Thursday, December 28, 2006

I Am King Herod

In today's Liturgy of the Hours, there is a reading from a sermon by Saint Quodvultdeus. In it, the good bishop says:

A tiny child is born, who is a great king. Wise men are led to him from afar. They come to adore one who lives in a manger and yet reigns in heaven and on earth. When they tell of one who is born a king, Herod is disturbed. To save his kingdom he resolves to kill him, though if he would have faith in the child, he himself would reign in peace in this life and for ever in the life to come.

King Herod was afraid to hear of the possible birth of a king. Why? The Christ Child had not come to drive him from his kingship, but Satan from his. But because of a perplexing yet explicable dynamic that mimetic theory calls the "problem of the doubles" or the dilemma of the "model/rival", Herod sees an enemy usurper at his gate. He shows the enormity of cruelty in the death of so many children. There are no categories of good or evil in his mind, only power (mine) vs. another rivalrous one (the infant usurper).

Fast forward to the Feast of the Holy Innocents, Martyrs, 2006; Andy Warhol's solemn pronouncement about everyone one day being famous for fifteen minutes kicks in; paraphrase: Everyone will be King Herod for fifteen minutes. Men. Women. Children. We collude to allow the violence to be doled out, no matter our gender, age or station and call it "democracy" or "freedom to choose" or other such mystifying cloaking the darkness of our royal deeds.

This is the sacrificial crisis of our age in which not only kings are on stage wielding the power of an Apocalypto priest's stone knife. Whoever threatens my ego is liable to murder, real or imaginary, or, if possible, under the sanction of the state. We even practice it, giving it full influence upon our mirror neurons as we play horrendous video games. Watch gore and mayhem at movie theaters.
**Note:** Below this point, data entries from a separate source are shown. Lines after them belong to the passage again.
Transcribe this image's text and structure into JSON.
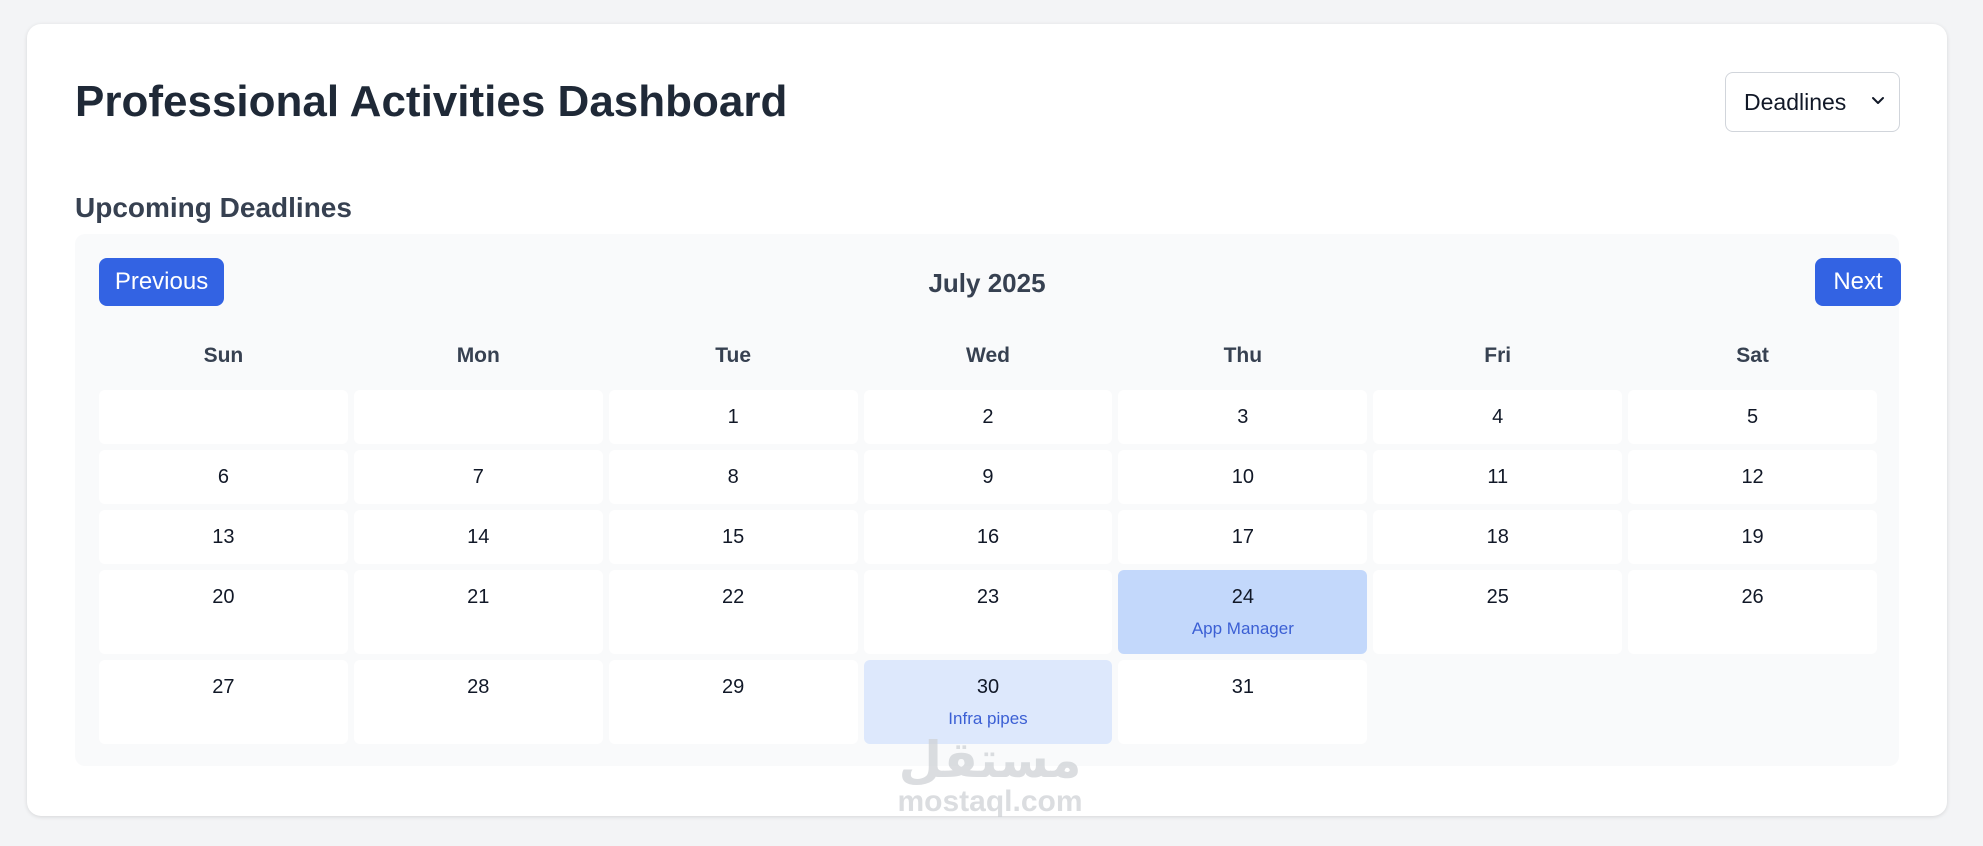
{
  "header": {
    "title": "Professional Activities Dashboard",
    "view_select": {
      "selected": "Deadlines",
      "icon": "chevron-down-icon"
    }
  },
  "section": {
    "title": "Upcoming Deadlines"
  },
  "calendar": {
    "prev_label": "Previous",
    "next_label": "Next",
    "month_label": "July 2025",
    "weekdays": [
      "Sun",
      "Mon",
      "Tue",
      "Wed",
      "Thu",
      "Fri",
      "Sat"
    ],
    "days": [
      {
        "num": "",
        "kind": "empty"
      },
      {
        "num": "",
        "kind": "empty"
      },
      {
        "num": "1"
      },
      {
        "num": "2"
      },
      {
        "num": "3"
      },
      {
        "num": "4"
      },
      {
        "num": "5"
      },
      {
        "num": "6"
      },
      {
        "num": "7"
      },
      {
        "num": "8"
      },
      {
        "num": "9"
      },
      {
        "num": "10"
      },
      {
        "num": "11"
      },
      {
        "num": "12"
      },
      {
        "num": "13"
      },
      {
        "num": "14"
      },
      {
        "num": "15"
      },
      {
        "num": "16"
      },
      {
        "num": "17"
      },
      {
        "num": "18"
      },
      {
        "num": "19"
      },
      {
        "num": "20"
      },
      {
        "num": "21"
      },
      {
        "num": "22"
      },
      {
        "num": "23"
      },
      {
        "num": "24",
        "event": "App Manager",
        "kind": "ev-strong"
      },
      {
        "num": "25"
      },
      {
        "num": "26"
      },
      {
        "num": "27"
      },
      {
        "num": "28"
      },
      {
        "num": "29"
      },
      {
        "num": "30",
        "event": "Infra pipes",
        "kind": "ev-light"
      },
      {
        "num": "31"
      },
      {
        "num": "",
        "kind": "blank"
      },
      {
        "num": "",
        "kind": "blank"
      }
    ]
  },
  "watermark": {
    "arabic": "مستقل",
    "latin": "mostaql.com"
  },
  "colors": {
    "primary_button": "#3363e3",
    "event_strong": "#c3d8fb",
    "event_light": "#dde8fc",
    "event_text": "#3b5fd4"
  }
}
See it carried out in far-off exotic countries. Allow our reason to be infiltrated so as to allow for abortions of "convenience" (read: "expedience"). The more voiceless, helpless and innocent the victim the better. Who will know? Who will care? Saint Quodvultdeus:
The children die for Christ, though they do not know it...The child makes of these as yet unable to speak fit witnesses to himself. See the kind of kingdom that is his, coming as he did in order to be this kind of king. See how the deliverer is already working deliverance, the savior already working salvation.
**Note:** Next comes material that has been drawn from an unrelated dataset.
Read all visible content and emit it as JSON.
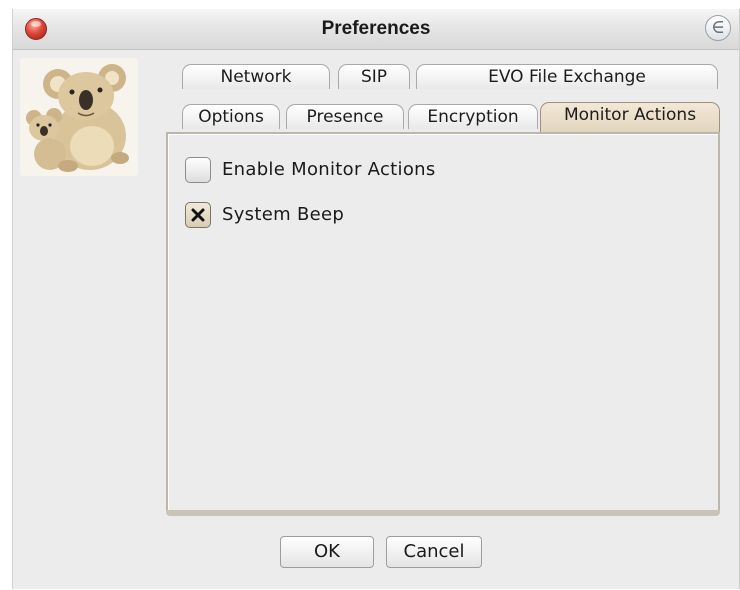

But you, Herod, do not know this ...While you vent your fury against the child, you are already paying him homage, and do not know it.

How great a gift of grace is here! To what merits of their own do the children owe this kind of victory? They cannot speak, yet they bear witness to Christ. They cannot use their limbs to engage in battle, yet already they bear off the palm of victory.

And so, the Feast of the Holy Innocents, Martyrs, goes on apace. Not something to cluck our tongues at done so long, long ago by a faceless tyrant, but today, here, here, and still again here.

I am King Herod. Mea culpa. Lord Jesus Christ, son of God, have mercy on me, a sinner.

4 comments:

David Nybakke said...

Athos, this is aaahhhh, so good.


I am King Herod. Mea culpa. Lord Jesus Christ, son of God, have mercy on me, a sinner.


You sure you don't have a Franciscan spirit?

Athos said...

If having a neurotic disposition qualifies me, then yes, Aramis, I have a Franciscan spirit.

Or it might be that having a character disorder is just a thicker layer of denial about one's culpability; read: it takes the Paraklete a bit longer to break through to convict one of one's need for Grace.

But to honor your question fully, Aramis: I've always been torn between the Franciscan way and the Cistercian, so I ask Sts Francis and Claire, and Bernard of Clairvoux to pray for me.

Cheers/blessings!

Porthos said...

Hey, I'm the neurotic around here. Let's just get that straight, OK?

Great post, Ath. Almost a little too good as far as it applies to me--as in so true that I can't totally enjoy how good it is.

Lord have mercy on me, indeed.

Athos said...

As Groucho Marx said, "I would never belong to a club that would have me as a member."

Is every neurotic a closet megalomaniac?